Chlamydia is a sexually transmitted disease caused by a bacteria. It especially affects people aged 15 to 24 years old. Most of those infected do not have any symptoms. Many young people get infected without knowing it and are thus at risk of transmitting the infection to their partners.



Chlamydia is transmitted through unprotected sexual relations with an infected person (with or without symptoms). It can be transmitted through:


  • Oral sex (particularly through fellatio, and less frequently through cunnilingus and anilingus)
  • Vaginal penetration (penis penetrating the vagina)
  • Anal penetration (penis penetrating the anus)
  • Sharing sex toys


A mother may also transmit the infection to their baby during labour.


It is possible to get infected more than once during one’s lifetime.



In most cases, chlamydia does not provoke any symptoms. As a result, you may transmit it without knowing you are infected. 


Symptoms may appear several weeks after sexual contact with an infected person. 


According to the Public Health Agency of Canada, an infected person with symptoms may observe the following signs:

Symptoms may appear 5 to 10 days after sexual contact with an infected person. These symptoms can be intermittent, meaning they can appear, disappear, and then reappear.

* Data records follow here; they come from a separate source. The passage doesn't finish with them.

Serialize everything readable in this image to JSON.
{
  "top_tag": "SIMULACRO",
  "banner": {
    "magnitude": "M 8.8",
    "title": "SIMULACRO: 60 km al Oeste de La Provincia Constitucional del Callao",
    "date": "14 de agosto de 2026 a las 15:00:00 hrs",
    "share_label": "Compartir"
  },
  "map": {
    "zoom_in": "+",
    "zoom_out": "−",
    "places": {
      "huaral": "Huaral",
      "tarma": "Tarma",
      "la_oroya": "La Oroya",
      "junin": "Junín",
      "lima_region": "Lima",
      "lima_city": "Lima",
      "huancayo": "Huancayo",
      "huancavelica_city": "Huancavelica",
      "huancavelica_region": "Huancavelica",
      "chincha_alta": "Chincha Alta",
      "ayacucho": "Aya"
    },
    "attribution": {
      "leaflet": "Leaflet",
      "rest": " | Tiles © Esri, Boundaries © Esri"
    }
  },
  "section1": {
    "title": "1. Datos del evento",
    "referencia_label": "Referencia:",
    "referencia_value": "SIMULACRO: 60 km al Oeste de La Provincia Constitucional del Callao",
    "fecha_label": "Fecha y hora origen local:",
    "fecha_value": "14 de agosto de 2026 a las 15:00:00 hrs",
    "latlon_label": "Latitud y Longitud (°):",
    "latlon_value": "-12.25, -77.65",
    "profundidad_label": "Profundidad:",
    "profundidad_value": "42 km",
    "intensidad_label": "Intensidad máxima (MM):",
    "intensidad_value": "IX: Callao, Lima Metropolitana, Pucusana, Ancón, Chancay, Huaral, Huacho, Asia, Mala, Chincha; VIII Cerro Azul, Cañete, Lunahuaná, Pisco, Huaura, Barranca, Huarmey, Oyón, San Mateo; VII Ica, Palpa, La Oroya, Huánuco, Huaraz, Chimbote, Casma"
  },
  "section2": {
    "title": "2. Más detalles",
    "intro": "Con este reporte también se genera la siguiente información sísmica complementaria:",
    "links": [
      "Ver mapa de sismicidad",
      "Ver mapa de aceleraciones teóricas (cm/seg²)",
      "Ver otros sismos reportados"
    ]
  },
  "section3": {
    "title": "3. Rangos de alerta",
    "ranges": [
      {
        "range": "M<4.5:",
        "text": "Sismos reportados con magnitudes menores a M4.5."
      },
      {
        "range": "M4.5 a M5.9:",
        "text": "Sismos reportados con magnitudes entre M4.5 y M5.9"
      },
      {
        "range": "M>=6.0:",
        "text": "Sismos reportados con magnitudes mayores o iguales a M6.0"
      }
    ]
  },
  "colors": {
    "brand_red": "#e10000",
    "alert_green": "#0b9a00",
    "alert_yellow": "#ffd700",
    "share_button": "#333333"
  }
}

Symptoms in people with a vagina:


  • A change or increase in vaginal discharge
  • Vaginal itchiness
  • Bleeding between menstruations
  • Pain or bleeding during or after vaginal sexual relations
  • Pain in the lower abdomen
  • A burning sensation when urinating 


Symptoms in people with a penis:


  • A burning sensation when urinating
  • Discharge from the penis
  • A burning or itching feeling in the penis’s urinary meatus (the orifice through which you urinate)
  • Testicular pain


Other symptoms may also be observed depending on the infected body part (mouth, penis, vagina, anus, eyes). If in doubt, you can contact Info-Santé (811) or get tested. 


🔍Testing and Treatment

Testing is done during a medical examination. Chlamydia can be detected through a urine sample or a sample taken from the throat, penis, cervix, or anus.


Chlamydia is treated with doctor-prescribed antibiotics 💊.


👉 Important:

You must take the antibiotics as prescribed until the very last pill, even if the symptoms have disappeared. You must also avoid having unprotected sexual relations during the treatment. You can get infected with chlamydia again, even if you have been treated for it.



In order to avoid transmitting or catching chlamydia, use a condom during fellatio as well as vaginal and anal penetration, and use a dental dam when practising cunnilingus or anilingus. Also avoid sharing sex toys. Finally, ask your sexual partners if they have recently been tested. 


If you have contracted chlamydia, you should inform your partners in order that they get tested and avoid transmitting it to others. 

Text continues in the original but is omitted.